Commonality? Why would the Church negotiate anything? When I became Orthodox, after 44 years spent as an Evangelical Christian, I did not sit down with the priest and try to find areas of commonality. I recognized the disarray of Protestantism. I admitted to the shifting sand beneath my feet of my own particular denomination (it had changed its emphasis so many times over the course of my own life within it). I knew that what we called worship was little more than a make-it-up-as-you-go-along thing. We formed worship committees to try to re-invent the worship wheel.. to infuse new life into an otherwise dead service. Choruses projected on a wall... worhip bands.. audio-visual presentations... it all resulted in the same thing... an inner awareness that something was wrong.
Communion was little more than a trip down memory lane and since it was little more than a symbolic ordinance, why even bother with it? In truth, some denominations have discarded it entirely (Salvation Army to name one).
Baptism was little more than a public testimony. Nothing of substance happened. How we could believe this in the face of so many scriptures to the contrary and so much of the Church's teachings down through two millennia is still a source of wonder to me.
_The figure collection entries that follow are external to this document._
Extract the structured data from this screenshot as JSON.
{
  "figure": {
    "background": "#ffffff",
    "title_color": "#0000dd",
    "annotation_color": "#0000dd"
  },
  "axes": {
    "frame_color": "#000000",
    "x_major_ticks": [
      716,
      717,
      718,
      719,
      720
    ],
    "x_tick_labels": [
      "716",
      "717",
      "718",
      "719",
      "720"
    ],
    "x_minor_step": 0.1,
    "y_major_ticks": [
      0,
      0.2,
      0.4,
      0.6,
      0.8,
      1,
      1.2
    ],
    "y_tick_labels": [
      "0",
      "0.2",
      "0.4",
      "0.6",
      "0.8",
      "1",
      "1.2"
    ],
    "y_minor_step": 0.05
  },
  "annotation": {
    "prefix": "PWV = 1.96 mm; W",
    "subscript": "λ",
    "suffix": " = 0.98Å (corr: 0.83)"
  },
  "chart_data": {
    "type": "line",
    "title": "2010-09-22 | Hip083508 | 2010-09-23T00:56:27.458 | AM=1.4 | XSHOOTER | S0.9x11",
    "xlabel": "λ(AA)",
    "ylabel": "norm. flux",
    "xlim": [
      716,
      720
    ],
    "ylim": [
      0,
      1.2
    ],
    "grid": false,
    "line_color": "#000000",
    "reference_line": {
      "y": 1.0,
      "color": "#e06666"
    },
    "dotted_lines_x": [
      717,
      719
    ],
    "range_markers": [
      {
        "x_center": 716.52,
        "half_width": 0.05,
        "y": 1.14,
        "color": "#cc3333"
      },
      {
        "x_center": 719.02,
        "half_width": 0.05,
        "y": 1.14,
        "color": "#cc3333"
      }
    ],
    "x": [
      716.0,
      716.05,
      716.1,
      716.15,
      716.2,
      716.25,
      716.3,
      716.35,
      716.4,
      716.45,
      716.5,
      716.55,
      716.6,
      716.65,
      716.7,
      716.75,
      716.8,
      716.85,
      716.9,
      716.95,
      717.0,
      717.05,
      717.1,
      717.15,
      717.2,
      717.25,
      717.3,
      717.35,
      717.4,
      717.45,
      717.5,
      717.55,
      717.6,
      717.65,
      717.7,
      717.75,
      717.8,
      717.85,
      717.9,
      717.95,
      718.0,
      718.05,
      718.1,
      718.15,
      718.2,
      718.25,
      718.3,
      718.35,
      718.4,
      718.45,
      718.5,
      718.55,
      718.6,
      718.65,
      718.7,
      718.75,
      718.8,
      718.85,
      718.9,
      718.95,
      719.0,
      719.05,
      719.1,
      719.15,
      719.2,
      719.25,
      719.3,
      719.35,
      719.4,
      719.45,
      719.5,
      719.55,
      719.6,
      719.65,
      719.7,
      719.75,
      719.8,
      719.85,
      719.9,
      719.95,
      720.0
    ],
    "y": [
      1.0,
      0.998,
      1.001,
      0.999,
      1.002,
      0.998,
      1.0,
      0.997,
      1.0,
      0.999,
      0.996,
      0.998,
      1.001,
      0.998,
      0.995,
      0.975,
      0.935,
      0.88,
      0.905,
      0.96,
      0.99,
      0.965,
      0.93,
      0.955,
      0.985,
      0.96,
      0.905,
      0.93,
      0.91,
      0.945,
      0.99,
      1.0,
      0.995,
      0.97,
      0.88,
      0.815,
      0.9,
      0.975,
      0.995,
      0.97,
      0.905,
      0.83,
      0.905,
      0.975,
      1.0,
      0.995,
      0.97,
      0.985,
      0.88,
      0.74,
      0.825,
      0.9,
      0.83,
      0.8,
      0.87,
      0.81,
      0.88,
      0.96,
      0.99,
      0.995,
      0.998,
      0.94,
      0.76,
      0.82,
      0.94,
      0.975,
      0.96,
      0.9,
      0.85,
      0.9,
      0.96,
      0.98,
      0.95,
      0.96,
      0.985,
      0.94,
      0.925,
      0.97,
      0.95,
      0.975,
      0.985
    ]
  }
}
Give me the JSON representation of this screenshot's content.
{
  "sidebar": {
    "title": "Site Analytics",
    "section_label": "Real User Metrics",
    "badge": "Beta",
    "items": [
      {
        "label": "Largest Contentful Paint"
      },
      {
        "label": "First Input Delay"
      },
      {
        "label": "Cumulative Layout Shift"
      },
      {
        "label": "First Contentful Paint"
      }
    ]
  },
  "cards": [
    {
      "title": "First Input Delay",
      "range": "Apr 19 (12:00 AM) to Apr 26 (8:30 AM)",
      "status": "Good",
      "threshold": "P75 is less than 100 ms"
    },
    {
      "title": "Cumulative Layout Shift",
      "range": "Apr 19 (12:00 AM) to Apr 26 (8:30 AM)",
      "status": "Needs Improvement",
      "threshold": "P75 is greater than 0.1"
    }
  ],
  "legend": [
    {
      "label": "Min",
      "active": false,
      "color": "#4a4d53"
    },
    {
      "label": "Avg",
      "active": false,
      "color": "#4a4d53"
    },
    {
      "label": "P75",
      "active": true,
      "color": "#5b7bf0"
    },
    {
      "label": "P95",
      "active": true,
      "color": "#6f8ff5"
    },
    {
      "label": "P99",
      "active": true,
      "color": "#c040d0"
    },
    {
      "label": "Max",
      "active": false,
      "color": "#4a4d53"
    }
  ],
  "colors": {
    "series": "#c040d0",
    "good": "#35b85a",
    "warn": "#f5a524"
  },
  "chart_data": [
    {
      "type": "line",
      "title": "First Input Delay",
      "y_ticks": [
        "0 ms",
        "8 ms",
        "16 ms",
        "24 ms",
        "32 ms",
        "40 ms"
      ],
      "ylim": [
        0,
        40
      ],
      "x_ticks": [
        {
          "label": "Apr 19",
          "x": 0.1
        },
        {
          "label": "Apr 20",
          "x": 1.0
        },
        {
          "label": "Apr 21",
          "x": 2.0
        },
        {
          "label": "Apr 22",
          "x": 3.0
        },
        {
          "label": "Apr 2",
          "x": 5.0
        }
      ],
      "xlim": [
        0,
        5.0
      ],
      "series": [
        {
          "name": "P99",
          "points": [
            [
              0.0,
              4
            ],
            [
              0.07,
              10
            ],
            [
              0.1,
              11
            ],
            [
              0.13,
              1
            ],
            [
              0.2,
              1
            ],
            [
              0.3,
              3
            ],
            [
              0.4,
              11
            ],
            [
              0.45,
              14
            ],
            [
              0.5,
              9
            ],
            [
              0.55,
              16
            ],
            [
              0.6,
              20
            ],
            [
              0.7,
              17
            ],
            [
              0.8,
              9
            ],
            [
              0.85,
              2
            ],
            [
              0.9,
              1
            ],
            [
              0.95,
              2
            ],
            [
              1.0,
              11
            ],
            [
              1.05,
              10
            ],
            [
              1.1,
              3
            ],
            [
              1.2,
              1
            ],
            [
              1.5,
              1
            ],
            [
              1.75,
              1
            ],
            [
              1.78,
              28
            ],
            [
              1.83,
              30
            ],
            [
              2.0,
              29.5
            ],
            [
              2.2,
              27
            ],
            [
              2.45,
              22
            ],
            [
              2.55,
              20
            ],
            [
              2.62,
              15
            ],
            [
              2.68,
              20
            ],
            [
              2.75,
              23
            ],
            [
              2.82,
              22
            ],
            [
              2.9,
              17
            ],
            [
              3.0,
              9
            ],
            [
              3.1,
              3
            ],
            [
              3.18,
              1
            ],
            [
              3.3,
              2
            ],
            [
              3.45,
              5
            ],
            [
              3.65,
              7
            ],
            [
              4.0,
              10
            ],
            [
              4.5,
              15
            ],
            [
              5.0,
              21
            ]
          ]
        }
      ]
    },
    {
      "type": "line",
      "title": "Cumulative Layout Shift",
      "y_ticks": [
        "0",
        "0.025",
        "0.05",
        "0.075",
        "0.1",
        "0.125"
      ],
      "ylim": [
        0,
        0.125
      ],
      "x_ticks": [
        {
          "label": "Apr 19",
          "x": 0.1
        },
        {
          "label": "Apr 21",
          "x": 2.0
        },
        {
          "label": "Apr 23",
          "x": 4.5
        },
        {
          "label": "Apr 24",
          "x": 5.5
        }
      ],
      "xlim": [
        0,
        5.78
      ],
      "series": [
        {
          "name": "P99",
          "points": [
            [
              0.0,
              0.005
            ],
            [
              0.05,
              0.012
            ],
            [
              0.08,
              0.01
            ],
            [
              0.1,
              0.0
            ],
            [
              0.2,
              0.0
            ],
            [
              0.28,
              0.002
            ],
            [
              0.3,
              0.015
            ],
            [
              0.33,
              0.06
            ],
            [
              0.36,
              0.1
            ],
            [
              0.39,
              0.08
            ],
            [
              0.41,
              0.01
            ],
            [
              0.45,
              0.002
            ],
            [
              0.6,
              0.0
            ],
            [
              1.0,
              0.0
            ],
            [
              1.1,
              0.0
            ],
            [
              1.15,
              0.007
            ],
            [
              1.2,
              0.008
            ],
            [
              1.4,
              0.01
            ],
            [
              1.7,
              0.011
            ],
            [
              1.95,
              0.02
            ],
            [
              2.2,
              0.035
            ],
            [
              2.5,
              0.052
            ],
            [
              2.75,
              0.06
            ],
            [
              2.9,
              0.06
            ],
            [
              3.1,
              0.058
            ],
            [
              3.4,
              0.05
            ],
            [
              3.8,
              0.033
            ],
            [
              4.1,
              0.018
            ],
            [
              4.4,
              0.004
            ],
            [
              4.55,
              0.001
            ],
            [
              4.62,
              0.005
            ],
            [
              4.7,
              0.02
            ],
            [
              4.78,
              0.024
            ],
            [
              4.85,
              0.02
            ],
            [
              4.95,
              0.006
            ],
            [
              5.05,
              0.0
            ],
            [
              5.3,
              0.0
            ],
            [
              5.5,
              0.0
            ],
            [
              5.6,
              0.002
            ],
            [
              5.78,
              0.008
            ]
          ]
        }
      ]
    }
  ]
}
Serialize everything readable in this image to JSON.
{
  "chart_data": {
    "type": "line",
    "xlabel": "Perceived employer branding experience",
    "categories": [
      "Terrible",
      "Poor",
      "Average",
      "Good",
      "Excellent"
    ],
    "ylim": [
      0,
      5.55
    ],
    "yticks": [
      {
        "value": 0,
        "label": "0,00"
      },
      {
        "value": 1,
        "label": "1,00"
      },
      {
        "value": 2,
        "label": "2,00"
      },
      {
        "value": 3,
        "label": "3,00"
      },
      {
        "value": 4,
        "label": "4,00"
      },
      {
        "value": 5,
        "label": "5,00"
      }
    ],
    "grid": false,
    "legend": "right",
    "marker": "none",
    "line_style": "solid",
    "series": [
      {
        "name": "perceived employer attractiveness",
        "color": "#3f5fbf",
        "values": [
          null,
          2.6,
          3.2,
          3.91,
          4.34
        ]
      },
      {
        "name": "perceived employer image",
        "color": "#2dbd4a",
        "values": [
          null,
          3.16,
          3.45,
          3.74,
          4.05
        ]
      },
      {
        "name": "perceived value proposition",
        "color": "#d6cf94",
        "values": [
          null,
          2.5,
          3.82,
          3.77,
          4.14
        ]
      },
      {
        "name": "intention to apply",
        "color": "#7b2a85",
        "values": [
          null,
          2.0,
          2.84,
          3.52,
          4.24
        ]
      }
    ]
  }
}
No... I came recognizing I needed something more. I did not come to water down Orthodoxy by seeking to get it to accept some of my practices. I did not come to sit in judgment upon the Church. I came with questions... asked them... searched out the answers provided by reading, praying and talking with many others. But I never presumed to look for commonality. I looked for truth and I looked for what was missing in my life. After an intense struggle over several months, I was received into the Church. That was a little over thirteen years ago and I've never regretted that decision for a solitary moment.
The Church is not about to negotiate anything, Dan. It "is" the Church. It can demonstrate this historically and experientially. No other Body has suffered such martyrdom as the Orthodox Church and yet continued on... unabated. It is divinely protected and will continue so until the Bridegroom returns for Her.